Gli errori possono essere:

  • L’inserimento di un nucleotide invece che di un altro
  • Il mancato inserimento di un nucleotide (che viene anche chiamato delezione)
  • L’inserimento di un nucleotide in più

Alcune di queste mutazioni possono portare a nessun effetto. Nessuno si accorge di nulla e il virus può continuare a moltiplicarsi felice. Altre mutazioni, però, possono portare all’inserimento di un amminoacido diverso da quello originale oppure possono portare all’inserimento di una sequenza di fine prematura formando una proteina incompleta.

Ma allora  il virus mutando potrebbe anche diventare meno pericoloso?

Immaginatevi che per una mutazione nel suo DNA nasca una gazzella molto lenta a correre.
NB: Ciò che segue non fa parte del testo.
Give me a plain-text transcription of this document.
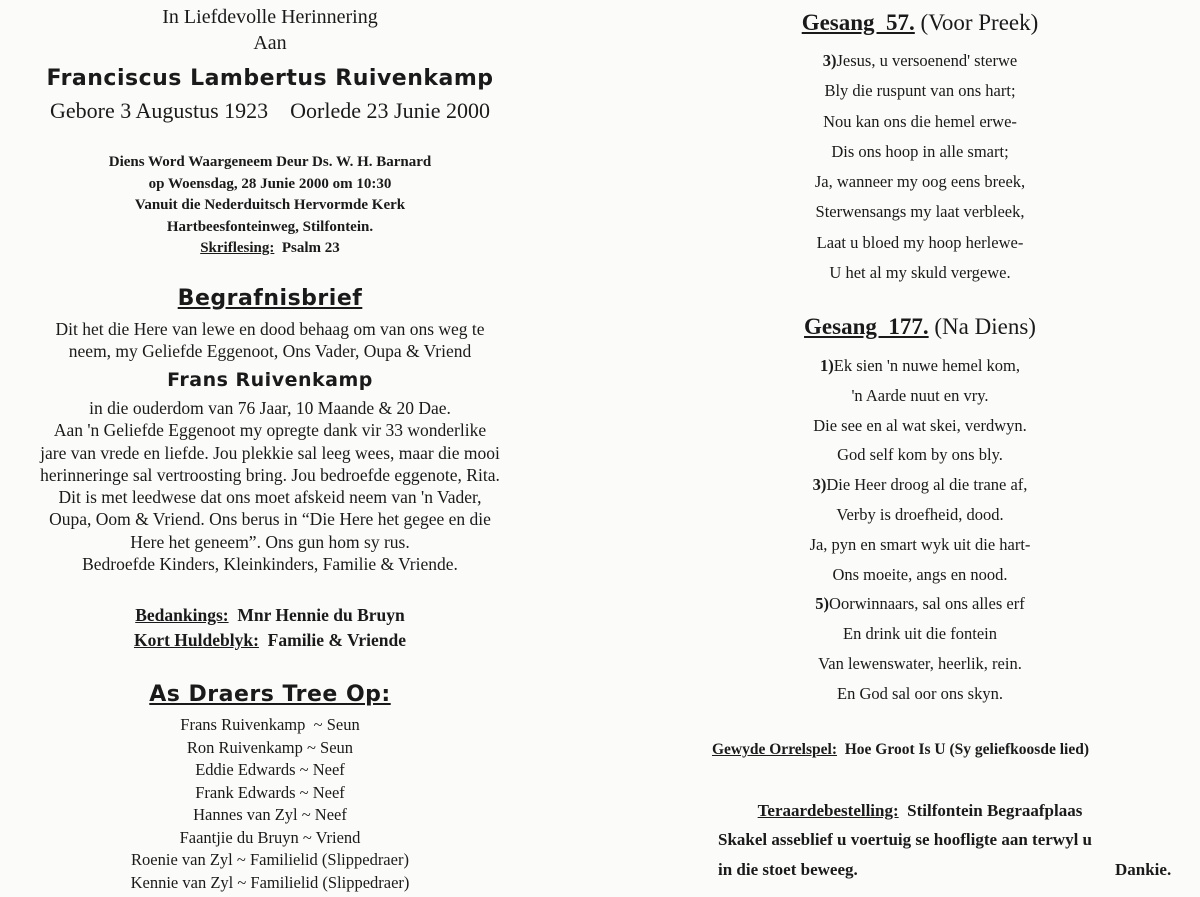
In Liefdevolle Herinnering
Aan
Franciscus Lambertus Ruivenkamp
Gebore 3 Augustus 1923    Oorlede 23 Junie 2000
Diens Word Waargeneem Deur Ds. W. H. Barnard
op Woensdag, 28 Junie 2000 om 10:30
Vanuit die Nederduitsch Hervormde Kerk
Hartbeesfonteinweg, Stilfontein.
Skriflesing: Psalm 23
Begrafnisbrief
Dit het die Here van lewe en dood behaag om van ons weg te
neem, my Geliefde Eggenoot, Ons Vader, Oupa & Vriend
Frans Ruivenkamp
in die ouderdom van 76 Jaar, 10 Maande & 20 Dae.
Aan 'n Geliefde Eggenoot my opregte dank vir 33 wonderlike
jare van vrede en liefde. Jou plekkie sal leeg wees, maar die mooi
herinneringe sal vertroosting bring. Jou bedroefde eggenote, Rita.
Dit is met leedwese dat ons moet afskeid neem van 'n Vader,
Oupa, Oom & Vriend. Ons berus in “Die Here het gegee en die
Here het geneem”. Ons gun hom sy rus.
Bedroefde Kinders, Kleinkinders, Familie & Vriende.
Bedankings: Mnr Hennie du Bruyn
Kort Huldeblyk: Familie & Vriende
As Draers Tree Op:
Frans Ruivenkamp  ~ Seun
Ron Ruivenkamp ~ Seun
Eddie Edwards ~ Neef
Frank Edwards ~ Neef
Hannes van Zyl ~ Neef
Faantjie du Bruyn ~ Vriend
Roenie van Zyl ~ Familielid (Slippedraer)
Kennie van Zyl ~ Familielid (Slippedraer)
Gesang  57. (Voor Preek)
3)Jesus, u versoenend' sterwe
Bly die ruspunt van ons hart;
Nou kan ons die hemel erwe-
Dis ons hoop in alle smart;
Ja, wanneer my oog eens breek,
Sterwensangs my laat verbleek,
Laat u bloed my hoop herlewe-
U het al my skuld vergewe.
Gesang  177. (Na Diens)
1)Ek sien 'n nuwe hemel kom,
'n Aarde nuut en vry.
Die see en al wat skei, verdwyn.
God self kom by ons bly.
3)Die Heer droog al die trane af,
Verby is droefheid, dood.
Ja, pyn en smart wyk uit die hart-
Ons moeite, angs en nood.
5)Oorwinnaars, sal ons alles erf
En drink uit die fontein
Van lewenswater, heerlik, rein.
En God sal oor ons skyn.
Gewyde Orrelspel: Hoe Groot Is U (Sy geliefkoosde lied)
Teraardebestelling: Stilfontein Begraafplaas
Skakel asseblief u voertuig se hoofligte aan terwyl u
in die stoet beweeg.	Dankie.
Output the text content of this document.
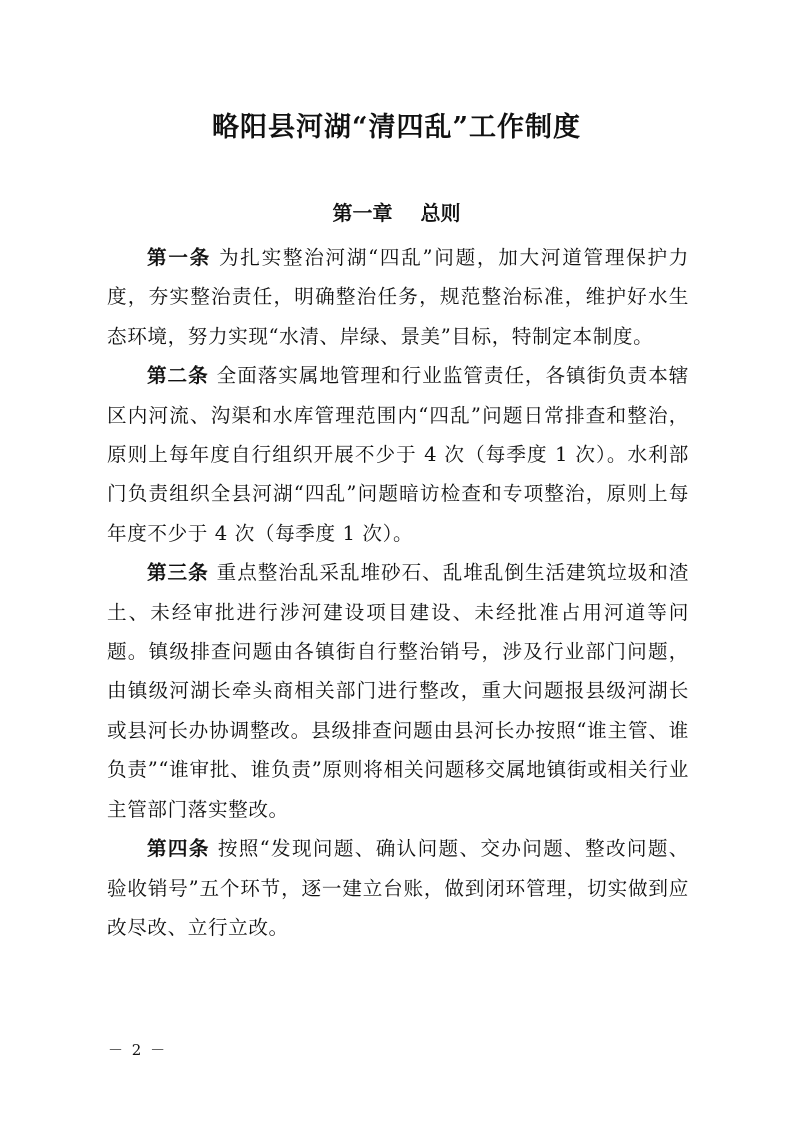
略阳县河湖“清四乱”工作制度
第一章 总则

第一条 为扎实整治河湖“四乱”问题，加大河道管理保护力度，夯实整治责任，明确整治任务，规范整治标准，维护好水生态环境，努力实现“水清、岸绿、景美”目标，特制定本制度。

第二条 全面落实属地管理和行业监管责任，各镇街负责本辖区内河流、沟渠和水库管理范围内“四乱”问题日常排查和整治，原则上每年度自行组织开展不少于 4 次（每季度 1 次）。水利部门负责组织全县河湖“四乱”问题暗访检查和专项整治，原则上每年度不少于 4 次（每季度 1 次）。

第三条 重点整治乱采乱堆砂石、乱堆乱倒生活建筑垃圾和渣土、未经审批进行涉河建设项目建设、未经批准占用河道等问题。镇级排查问题由各镇街自行整治销号，涉及行业部门问题，由镇级河湖长牵头商相关部门进行整改，重大问题报县级河湖长或县河长办协调整改。县级排查问题由县河长办按照“谁主管、谁负责”“谁审批、谁负责”原则将相关问题移交属地镇街或相关行业主管部门落实整改。

第四条 按照“发现问题、确认问题、交办问题、整改问题、验收销号”五个环节，逐一建立台账，做到闭环管理，切实做到应改尽改、立行立改。

－ 2 －
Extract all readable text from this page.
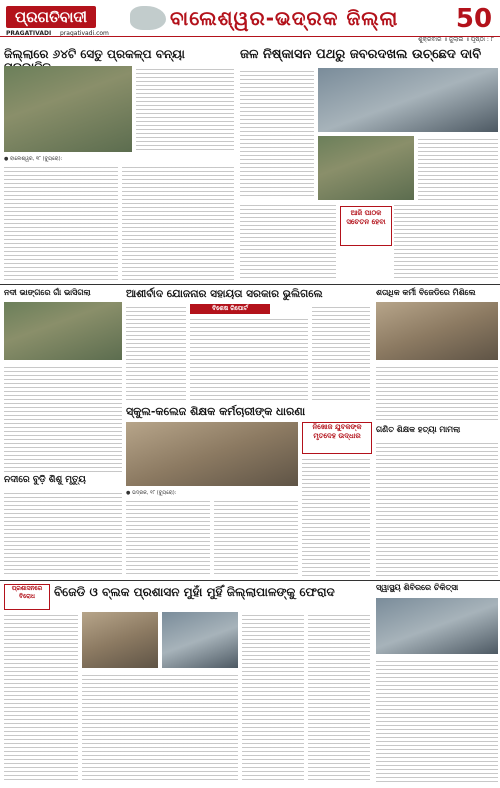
ପ୍ରଗତିବାଦୀ
PRAGATIVADI pragativadi.com
ବାଲେଶ୍ୱର-ଭଦ୍ରକ ଜିଲ୍ଲା 50
ଶୁକ୍ରବାର ॥ ଜୁଲାଇ ॥ ପୃଷ୍ଠା : ୮
ଜିଲ୍ଲାରେ ୬୪ଟି ସେତୁ ପ୍ରକଳ୍ପ ବନ୍ୟା
● ବାଲେଶ୍ୱର, ୧୮ (ବ୍ୟୁରୋ):
ଜଳ ନିଷ୍କାସନ ପଥରୁ ଜବରଦଖଲ ଉଚ୍ଛେଦ ଦାବି
ଆଜି ପାଠକ ସଚେତନ ହେବା
ନଦୀ ଭାଙ୍ଗରେ ଗାଁ ଭାସିଗଲା
ନଦୀରେ ବୁଡ଼ି ଶିଶୁ ମୃତ୍ୟୁ
ଆଶୀର୍ବାଦ ଯୋଜନାର ସହାୟତା ସରକାର ଭୁଲିଗଲେ
ବିଶେଷ ରିପୋର୍ଟ
ସ୍କୁଲ-କଲେଜ ଶିକ୍ଷକ କର୍ମଚାରୀଙ୍କ ଧାରଣା
ନିଖୋଜ ଯୁବକଙ୍କ ମୃତଦେହ ଉଦ୍ଧାର
● ଭଦ୍ରକ, ୧୮ (ବ୍ୟୁରୋ):
ଶତାଧିକ କର୍ମୀ ବିଜେଡିରେ ମିଶିଲେ
ଗଣିତ ଶିକ୍ଷକ ହତ୍ୟା ମାମଲା
ପ୍ରଶାସନରେ ବିରୋଧ	ବିଜେଡି ଓ ବ୍ଲକ ପ୍ରଶାସନ ମୁହାଁ ମୁହିଁ ଜିଲ୍ଲାପାଳଙ୍କୁ ଫେରାଦ	ସ୍ୱାସ୍ଥ୍ୟ ଶିବିରରେ ଚିକିତ୍ସା
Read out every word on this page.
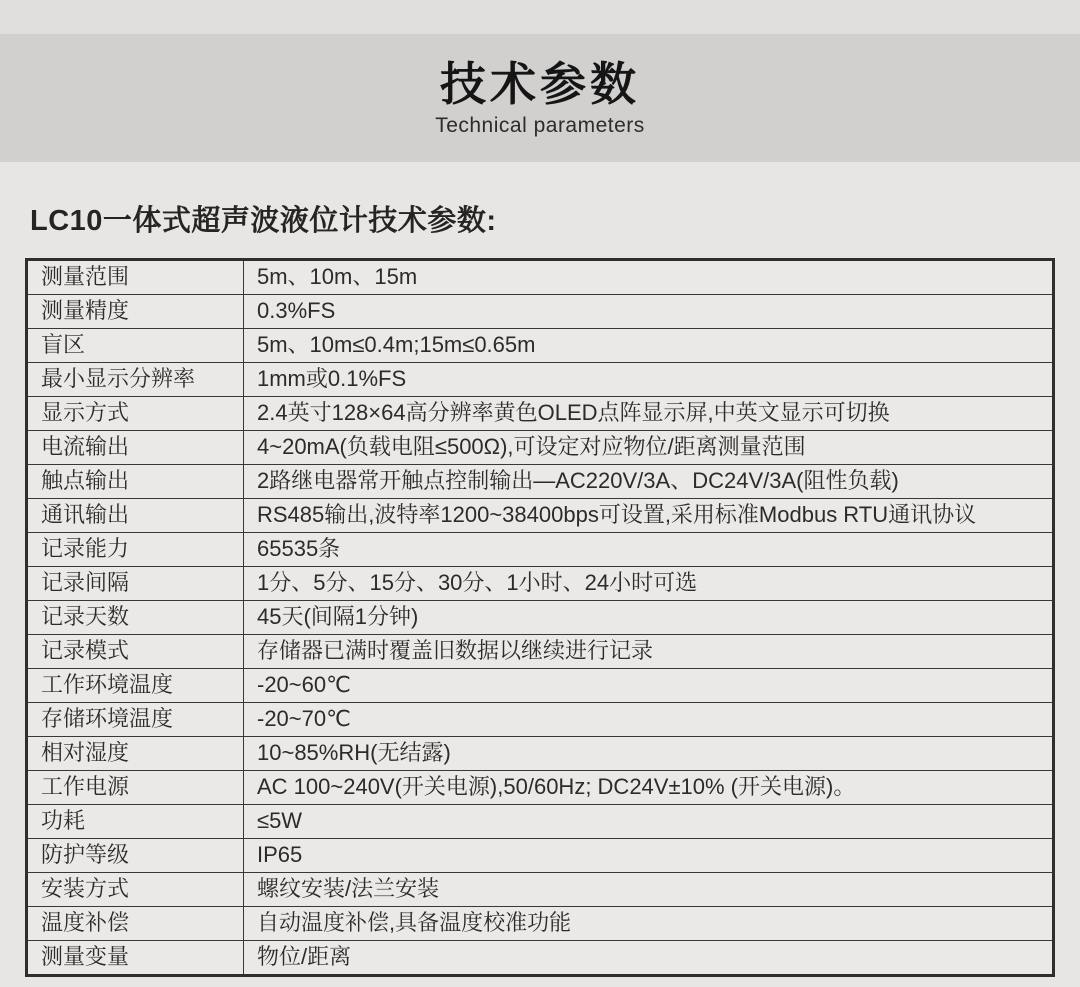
技术参数
Technical parameters
LC10一体式超声波液位计技术参数:
测量范围	5m、10m、15m
测量精度	0.3%FS
盲区	5m、10m≤0.4m;15m≤0.65m
最小显示分辨率	1mm或0.1%FS
显示方式	2.4英寸128×64高分辨率黄色OLED点阵显示屏,中英文显示可切换
电流输出	4~20mA(负载电阻≤500Ω),可设定对应物位/距离测量范围
触点输出	2路继电器常开触点控制输出—AC220V/3A、DC24V/3A(阻性负载)
通讯输出	RS485输出,波特率1200~38400bps可设置,采用标准Modbus RTU通讯协议
记录能力	65535条
记录间隔	1分、5分、15分、30分、1小时、24小时可选
记录天数	45天(间隔1分钟)
记录模式	存储器已满时覆盖旧数据以继续进行记录
工作环境温度	-20~60℃
存储环境温度	-20~70℃
相对湿度	10~85%RH(无结露)
工作电源	AC 100~240V(开关电源),50/60Hz; DC24V±10% (开关电源)。
功耗	≤5W
防护等级	IP65
安装方式	螺纹安装/法兰安装
温度补偿	自动温度补偿,具备温度校准功能
测量变量	物位/距离
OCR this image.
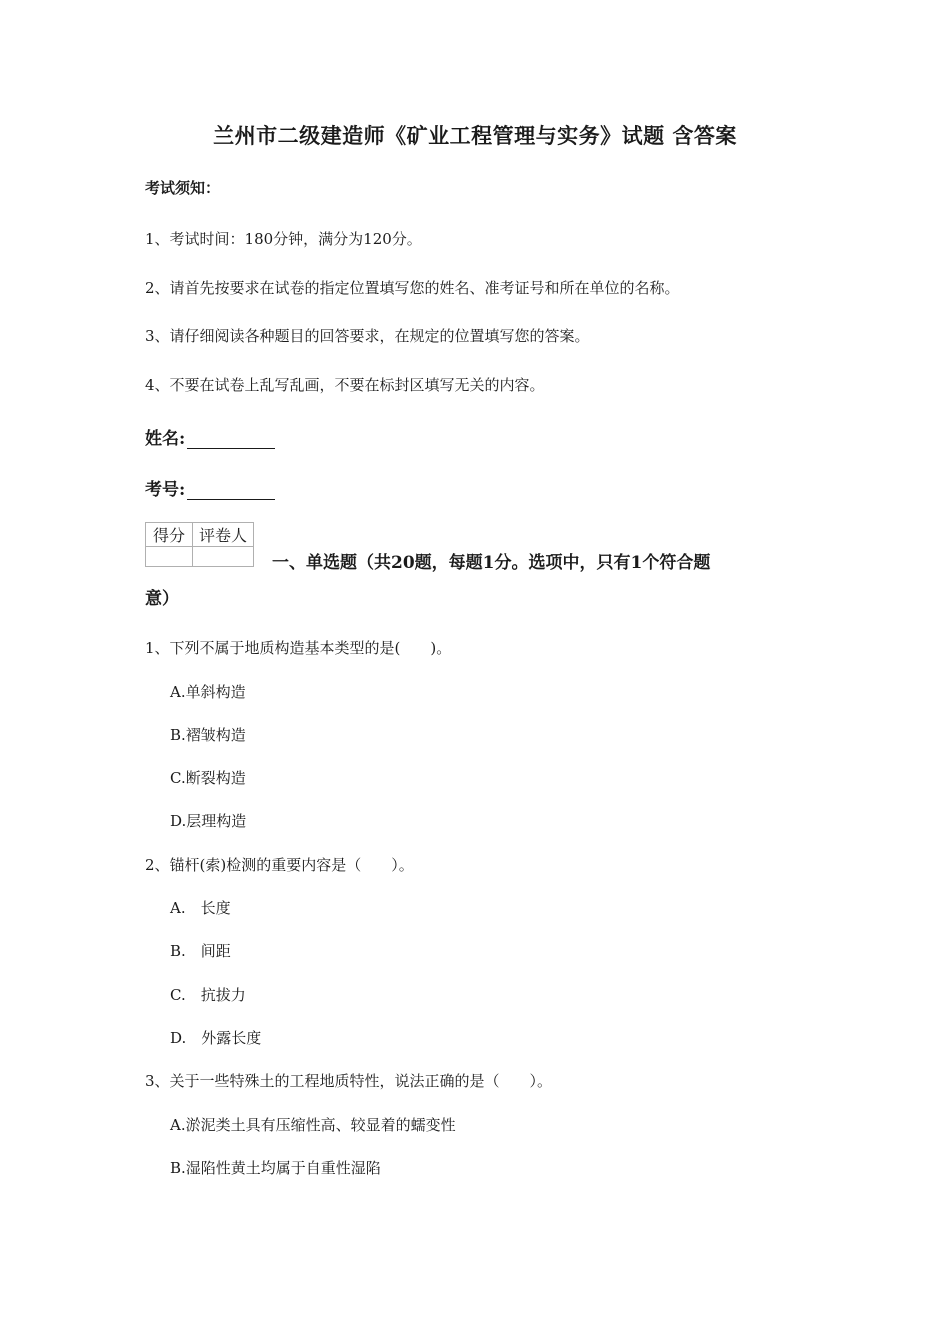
兰州市二级建造师《矿业工程管理与实务》试题 含答案
考试须知：
1、考试时间：180分钟，满分为120分。
2、请首先按要求在试卷的指定位置填写您的姓名、准考证号和所在单位的名称。
3、请仔细阅读各种题目的回答要求，在规定的位置填写您的答案。
4、不要在试卷上乱写乱画，不要在标封区填写无关的内容。
姓名:
考号:
得分	评卷人

一、单选题（共20题，每题1分。选项中，只有1个符合题
意）
1、下列不属于地质构造基本类型的是(　　)。
A.单斜构造
B.褶皱构造
C.断裂构造
D.层理构造
2、锚杆(索)检测的重要内容是（　　）。
A.　长度
B.　间距
C.　抗拔力
D.　外露长度
3、关于一些特殊土的工程地质特性，说法正确的是（　　）。
A.淤泥类土具有压缩性高、较显着的蠕变性
B.湿陷性黄土均属于自重性湿陷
Questa sarà più facilmente catturata da un leone. Non potrà, quindi, riprodursi e fare altre gazzelle con la mutazione che le rende lente a correre. Lo stesso vale per il coronavirus: se la sua mutazione gli permette, ad esempio, di essere riconosciuto con più facilità dalle cellule del sistema immunitario, il virus verrà eliminato molto più facilmente e non potrà riprodursi. Si tratta, quindi, di una specie di selezione naturale: verranno fissate le mutazioni che favoriscono il virus.

Quali sono le mutazioni maggiormente presenti oggi?

Sars-Cov-2 si è diffuso in tutto il mondo ed ha infettato milioni di cellule. Ogni molecola di RNA virale è stata copiata tantissime volte… immaginate quante mutazioni potrebbe aver accumulato. Calcolarlo con certezza, in realtà, non è possibile. Questo perché molte mutazioni, come abbiamo detto, sono sfavorevoli e quindi non sono visibili nella popolazione di virus. Possiamo, però, prevedere il tasso di fissazione ovvero la frequenza con cui le mutazioni diventano fisse in una popolazione virale. National Geographic riporta che si stabilizza una mutazione circa ogni 11 giorni.

Attualmente ha fatto molto parlare la variante inglese, anche chiamata B117. Questa specie di aggiornamento di sistema del Sars-Cov-2 vecchio modello ha ben 17 mutazioni. Tra queste riconosciamo a livello della proteina spike (che abbiano detto essere la proteina deputata all’ingresso del virus in cellula) la delezione degli amminoacidi istidina e valina che sono rispettivamente il 69esimo e il 70esimo amminoacido della proteina. Esperimenti con virus sintetici hanno evidenziato come queste delezioni rendano il virus due volte più infettivo. Visto che questa stessa mutazione è stata osservata anche in una variante del virus che circola in Arizona, si è pensato che Sars-Cov-2 sia stato spinto a mutare in questo modo per pressione evolutiva.

Possiamo citare anche la variante Brasiliana (P1) e quella Sud Africana (N501Y). Queste due presentano la sostituzione dell’amminoacido glutammato, 484esimo amminoacido sulla proteina spike, con la lisina. Cosa comporta? Beh, si pensa che questa mutazione porti ad una riduzione della vulnerabilità del virus agli anticorpi.

Inglese, Brasiliana e Sud Africana non sono le uniche varianti del virus. Purtroppo che questo muti è inevitabile: più ha possibilità di moltiplicarsi e più avrà possibilità di accumulare “errori” nel suo genoma. Proprio per questo è importante che tutti si attengano alle misure di prevenzione.